Prima della seconda guerra mondiale si iniziò proprio così, si mise in discussione lo stato di diritto iniziando a limitare i diritti delle persone più marginalizzate per poi via via sopra i diritti di tutte e tutti. Abbiamo visto come è andata a finire… forse non dovremmo vedere i diritti umani come un ostacolo alla comunità ma, anzi, come una garanzia per gli interessi e i bisogni della collettività.
Qual è la posta in gioco?
La posta in gioco di quella lettera del 22 maggio 2025 è la Convezione Europea dei Diritti dell’Uomo e i diritti che sono alla base delle nostre democrazie, potremmo assistere a una generale regressione democratica.
Purtroppo non si tratta di un nuovo “malessere da sovranità”, in passato alcuni Stati hanno contestato il contenuto delle singole sentenze della Corte Europea o hanno ipotizzato il ritiro dal Consiglio d’Europa per sottrarsi alla giurisdizione della Corte.
I progetti europei nascono dalla necessità imperativa di salvaguardare, in ogni circostanza, la pari dignità di tutti gli esseri umani per allontanarsi il più possibile dalla logica della disumanizzazione che ha devastato l'Europa.
Se venissero meno tutti i principi alla base di questo sistema, gli Stati si sentirebbero legittimanti ad applicare le Convenzioni in base ai propri interessi nazionali (non dei singoli individui eh), magari scegliendo autonomamente quali diritti tutelare perché magari sono meno pericolosi o se dare o meno esecuzione alle sentenze. In altre parole aumenterebbero ancora più ferocemente le diseguaglianze.
E cosa accadrebbe se gli Stati decidessero di ignorare tutte quelle sentenze o convenzioni che hanno riguardato l’ambiente, l’inquinamento o i cambiamenti climatici?
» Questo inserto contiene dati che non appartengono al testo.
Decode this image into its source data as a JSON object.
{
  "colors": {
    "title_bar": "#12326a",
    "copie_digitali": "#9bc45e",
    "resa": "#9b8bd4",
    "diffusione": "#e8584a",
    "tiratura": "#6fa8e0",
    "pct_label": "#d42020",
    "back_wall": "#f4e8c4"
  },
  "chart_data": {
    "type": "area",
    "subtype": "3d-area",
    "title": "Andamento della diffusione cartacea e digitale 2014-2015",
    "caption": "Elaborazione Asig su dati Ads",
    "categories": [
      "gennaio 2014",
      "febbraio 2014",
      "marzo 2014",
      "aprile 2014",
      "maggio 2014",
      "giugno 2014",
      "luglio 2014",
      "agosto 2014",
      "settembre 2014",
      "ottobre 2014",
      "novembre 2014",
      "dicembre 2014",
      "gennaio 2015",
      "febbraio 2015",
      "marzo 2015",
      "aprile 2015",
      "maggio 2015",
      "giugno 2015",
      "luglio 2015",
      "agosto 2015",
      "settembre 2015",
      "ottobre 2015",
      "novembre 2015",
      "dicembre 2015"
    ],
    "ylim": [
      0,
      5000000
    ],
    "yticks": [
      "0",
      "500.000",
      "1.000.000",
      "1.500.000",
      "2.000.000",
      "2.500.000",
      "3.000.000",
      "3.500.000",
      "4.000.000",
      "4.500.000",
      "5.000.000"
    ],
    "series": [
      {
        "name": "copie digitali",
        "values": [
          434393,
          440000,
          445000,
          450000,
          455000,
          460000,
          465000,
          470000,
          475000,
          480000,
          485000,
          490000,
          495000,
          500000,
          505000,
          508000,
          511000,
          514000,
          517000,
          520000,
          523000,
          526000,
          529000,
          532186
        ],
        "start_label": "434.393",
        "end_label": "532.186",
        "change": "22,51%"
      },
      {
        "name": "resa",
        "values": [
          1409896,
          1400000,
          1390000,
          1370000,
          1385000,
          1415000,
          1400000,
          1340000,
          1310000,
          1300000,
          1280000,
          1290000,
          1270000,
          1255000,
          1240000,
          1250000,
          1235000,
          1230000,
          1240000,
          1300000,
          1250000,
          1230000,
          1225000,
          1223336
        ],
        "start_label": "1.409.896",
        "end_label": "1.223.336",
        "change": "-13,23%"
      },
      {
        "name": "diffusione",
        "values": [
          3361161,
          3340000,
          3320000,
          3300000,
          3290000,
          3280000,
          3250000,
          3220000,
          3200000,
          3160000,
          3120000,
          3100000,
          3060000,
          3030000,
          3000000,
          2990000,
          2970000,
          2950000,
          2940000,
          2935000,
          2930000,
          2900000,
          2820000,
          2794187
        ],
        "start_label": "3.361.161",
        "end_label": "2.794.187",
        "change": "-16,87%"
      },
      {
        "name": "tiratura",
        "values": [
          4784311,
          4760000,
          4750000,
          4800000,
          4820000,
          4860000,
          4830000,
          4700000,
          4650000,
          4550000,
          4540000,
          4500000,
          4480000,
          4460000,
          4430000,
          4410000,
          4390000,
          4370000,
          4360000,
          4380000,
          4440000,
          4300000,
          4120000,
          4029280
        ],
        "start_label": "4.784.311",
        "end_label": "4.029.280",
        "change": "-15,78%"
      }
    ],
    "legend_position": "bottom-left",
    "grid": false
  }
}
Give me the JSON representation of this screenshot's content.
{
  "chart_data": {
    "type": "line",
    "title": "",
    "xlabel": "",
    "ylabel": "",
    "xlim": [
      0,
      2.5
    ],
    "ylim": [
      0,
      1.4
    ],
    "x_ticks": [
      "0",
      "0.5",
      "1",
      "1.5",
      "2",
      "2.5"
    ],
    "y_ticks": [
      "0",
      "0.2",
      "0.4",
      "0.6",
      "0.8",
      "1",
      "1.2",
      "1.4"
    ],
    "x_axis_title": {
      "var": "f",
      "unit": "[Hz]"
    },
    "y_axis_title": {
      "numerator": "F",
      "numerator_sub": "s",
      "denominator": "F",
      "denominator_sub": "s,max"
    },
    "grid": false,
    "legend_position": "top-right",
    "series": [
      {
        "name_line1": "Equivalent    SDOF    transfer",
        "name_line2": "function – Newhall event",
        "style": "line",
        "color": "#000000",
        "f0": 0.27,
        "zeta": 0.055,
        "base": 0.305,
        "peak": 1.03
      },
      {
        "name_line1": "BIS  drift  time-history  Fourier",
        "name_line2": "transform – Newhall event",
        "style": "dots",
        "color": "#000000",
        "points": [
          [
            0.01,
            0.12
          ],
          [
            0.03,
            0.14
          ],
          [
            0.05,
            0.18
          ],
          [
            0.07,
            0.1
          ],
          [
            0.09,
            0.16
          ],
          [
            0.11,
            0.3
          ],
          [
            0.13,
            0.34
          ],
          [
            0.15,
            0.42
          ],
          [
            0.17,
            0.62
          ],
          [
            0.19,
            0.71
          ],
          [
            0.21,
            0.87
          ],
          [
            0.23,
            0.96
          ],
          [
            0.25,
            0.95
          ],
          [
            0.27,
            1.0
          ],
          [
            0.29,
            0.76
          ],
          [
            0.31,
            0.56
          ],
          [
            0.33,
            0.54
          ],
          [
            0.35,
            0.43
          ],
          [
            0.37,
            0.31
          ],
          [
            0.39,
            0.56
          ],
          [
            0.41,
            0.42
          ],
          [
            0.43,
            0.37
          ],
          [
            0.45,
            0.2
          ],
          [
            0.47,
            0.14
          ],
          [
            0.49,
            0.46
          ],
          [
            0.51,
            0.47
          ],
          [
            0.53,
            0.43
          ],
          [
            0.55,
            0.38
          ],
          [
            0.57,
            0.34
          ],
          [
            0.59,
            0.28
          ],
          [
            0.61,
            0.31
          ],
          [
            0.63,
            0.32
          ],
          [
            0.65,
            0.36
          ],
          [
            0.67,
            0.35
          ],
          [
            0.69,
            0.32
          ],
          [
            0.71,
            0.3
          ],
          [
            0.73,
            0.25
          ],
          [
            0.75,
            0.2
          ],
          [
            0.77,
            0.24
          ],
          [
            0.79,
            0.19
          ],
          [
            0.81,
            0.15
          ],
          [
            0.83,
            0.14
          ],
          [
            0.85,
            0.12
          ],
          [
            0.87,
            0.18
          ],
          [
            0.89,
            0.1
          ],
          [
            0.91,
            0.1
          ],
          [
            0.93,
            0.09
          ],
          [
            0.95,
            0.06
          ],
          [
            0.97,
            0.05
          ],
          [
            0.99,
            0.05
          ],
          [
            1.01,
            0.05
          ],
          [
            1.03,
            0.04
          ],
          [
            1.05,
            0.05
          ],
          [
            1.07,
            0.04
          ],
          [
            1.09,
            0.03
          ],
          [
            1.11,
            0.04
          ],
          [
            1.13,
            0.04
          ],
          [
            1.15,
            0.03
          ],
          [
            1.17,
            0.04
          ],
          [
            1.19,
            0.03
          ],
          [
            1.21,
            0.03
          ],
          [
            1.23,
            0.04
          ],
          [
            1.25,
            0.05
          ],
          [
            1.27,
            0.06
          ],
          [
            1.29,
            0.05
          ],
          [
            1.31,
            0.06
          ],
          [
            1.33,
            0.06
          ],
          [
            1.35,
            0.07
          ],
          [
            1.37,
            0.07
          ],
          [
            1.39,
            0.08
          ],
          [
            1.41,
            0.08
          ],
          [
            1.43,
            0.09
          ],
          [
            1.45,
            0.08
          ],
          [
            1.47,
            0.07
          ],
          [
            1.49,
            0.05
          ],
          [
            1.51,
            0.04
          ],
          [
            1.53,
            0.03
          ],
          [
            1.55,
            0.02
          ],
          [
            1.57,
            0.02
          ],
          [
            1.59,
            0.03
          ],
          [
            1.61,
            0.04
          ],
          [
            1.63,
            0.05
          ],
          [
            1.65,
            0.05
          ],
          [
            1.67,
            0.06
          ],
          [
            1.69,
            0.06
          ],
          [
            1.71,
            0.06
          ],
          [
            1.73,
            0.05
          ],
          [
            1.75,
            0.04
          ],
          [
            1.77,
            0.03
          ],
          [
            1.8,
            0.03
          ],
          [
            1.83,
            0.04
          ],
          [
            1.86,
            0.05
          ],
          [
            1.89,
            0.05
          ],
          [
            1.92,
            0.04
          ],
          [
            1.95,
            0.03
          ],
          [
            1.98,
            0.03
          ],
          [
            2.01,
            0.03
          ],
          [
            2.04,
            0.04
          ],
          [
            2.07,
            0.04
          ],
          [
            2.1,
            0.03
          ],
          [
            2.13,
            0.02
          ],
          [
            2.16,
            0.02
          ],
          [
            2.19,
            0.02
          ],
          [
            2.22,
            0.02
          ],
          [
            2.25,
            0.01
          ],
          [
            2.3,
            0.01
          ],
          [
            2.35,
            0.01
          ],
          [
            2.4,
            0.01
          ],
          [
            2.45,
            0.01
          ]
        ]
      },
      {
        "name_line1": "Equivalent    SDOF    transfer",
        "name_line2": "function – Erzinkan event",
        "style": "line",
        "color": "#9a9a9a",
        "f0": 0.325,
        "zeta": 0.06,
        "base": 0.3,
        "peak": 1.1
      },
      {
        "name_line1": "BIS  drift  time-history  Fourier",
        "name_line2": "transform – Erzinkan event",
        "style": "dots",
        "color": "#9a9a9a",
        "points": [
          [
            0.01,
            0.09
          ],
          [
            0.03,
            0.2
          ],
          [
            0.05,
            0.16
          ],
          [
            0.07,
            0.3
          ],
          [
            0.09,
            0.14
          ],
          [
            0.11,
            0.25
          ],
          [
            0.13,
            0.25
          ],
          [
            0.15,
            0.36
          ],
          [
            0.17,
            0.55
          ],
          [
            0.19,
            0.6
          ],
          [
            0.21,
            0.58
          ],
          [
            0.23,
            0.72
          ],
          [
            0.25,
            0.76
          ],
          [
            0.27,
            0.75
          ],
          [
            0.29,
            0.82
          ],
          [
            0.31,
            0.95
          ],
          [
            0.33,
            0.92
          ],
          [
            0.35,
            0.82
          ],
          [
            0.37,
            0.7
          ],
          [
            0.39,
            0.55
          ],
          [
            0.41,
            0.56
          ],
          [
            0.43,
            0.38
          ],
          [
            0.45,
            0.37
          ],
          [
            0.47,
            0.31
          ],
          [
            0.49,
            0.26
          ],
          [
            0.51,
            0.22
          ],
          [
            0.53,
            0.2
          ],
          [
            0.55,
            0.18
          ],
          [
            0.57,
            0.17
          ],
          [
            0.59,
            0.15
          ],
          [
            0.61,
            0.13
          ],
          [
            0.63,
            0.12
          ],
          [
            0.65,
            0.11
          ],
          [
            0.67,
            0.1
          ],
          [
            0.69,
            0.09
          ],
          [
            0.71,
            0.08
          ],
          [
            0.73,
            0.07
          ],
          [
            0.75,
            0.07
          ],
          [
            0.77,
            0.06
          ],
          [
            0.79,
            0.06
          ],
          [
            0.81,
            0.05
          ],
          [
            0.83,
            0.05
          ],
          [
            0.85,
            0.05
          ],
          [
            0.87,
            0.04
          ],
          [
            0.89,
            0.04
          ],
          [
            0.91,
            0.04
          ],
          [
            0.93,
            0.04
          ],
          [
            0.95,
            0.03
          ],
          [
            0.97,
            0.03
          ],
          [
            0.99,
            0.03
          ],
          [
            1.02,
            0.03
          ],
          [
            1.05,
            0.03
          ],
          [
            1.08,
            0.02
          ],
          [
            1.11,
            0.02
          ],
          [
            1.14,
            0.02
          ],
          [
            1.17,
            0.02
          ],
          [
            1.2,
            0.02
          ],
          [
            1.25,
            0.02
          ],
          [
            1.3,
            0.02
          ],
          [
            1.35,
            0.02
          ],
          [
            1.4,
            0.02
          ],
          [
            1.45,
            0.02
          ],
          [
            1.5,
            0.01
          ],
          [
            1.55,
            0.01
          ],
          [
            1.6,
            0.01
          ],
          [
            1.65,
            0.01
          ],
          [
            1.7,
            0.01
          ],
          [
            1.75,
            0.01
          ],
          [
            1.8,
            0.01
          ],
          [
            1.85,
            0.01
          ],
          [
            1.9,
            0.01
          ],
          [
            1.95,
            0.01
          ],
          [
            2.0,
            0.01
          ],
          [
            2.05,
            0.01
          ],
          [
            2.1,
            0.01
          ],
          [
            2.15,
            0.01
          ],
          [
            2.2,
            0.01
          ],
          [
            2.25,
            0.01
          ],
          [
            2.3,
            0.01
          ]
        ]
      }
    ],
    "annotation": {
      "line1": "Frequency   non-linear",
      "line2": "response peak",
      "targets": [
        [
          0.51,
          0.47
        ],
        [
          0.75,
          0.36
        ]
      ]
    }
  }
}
Nel caso della Corte europea possiamo pensare che verrebbero meno quei principi, come nel caso Verein KlimaSeniorinnen Schweiz e altri c. Svizzera (n. 53600/20), dove la Corte ha riconosciuto che gli Stati devono attuare misure di mitigazione e adattamento dei cambiamenti climatici, anche fornendo informazioni sulla crisi climatica e coinvolgendo le persone nei processi decisionali. Oppure pensiamo all’Italia e quelle sentenze in cui la Corte europea ha riconosciuto la violazione dei diritti di tutte le persone che hanno visto pregiudicata la propria vita dall’ILVA perché le autorità italiane hanno omesso e continuano a omettere l’adozione di misure necessarie. Il rischio è che si parta dalle limitazioni dei diritti delle minoranze o delle persone marginalizzate per ricomprendere via via fette di popolazione più grandi.
Tocca infine stare ben attenti alla retorica che vede gli “Stati come perseguite dal diritto internazionale”. Occorre ricordare infatti, come fatto dal Segretario generale del Consiglio d'Europa Alain Berset nella lettera di risposta (che puoi leggere qui), che la Corte europea dei diritti dell’uomo non è un organo esterno, bensì il braccio giuridico del Consiglio d’Europa creato dagli stessi Stati membri, istituito attraverso una scelta sovrana e vincolato da una Convenzione che gli Stati membri hanno liberamente firmato e ratificato. Le istituzioni che proteggono i diritti fondamentali non possono piegarsi ai cicli politici, altrimenti rischieremmo di erodere la stessa stabilità che sono state incaricate di garantire.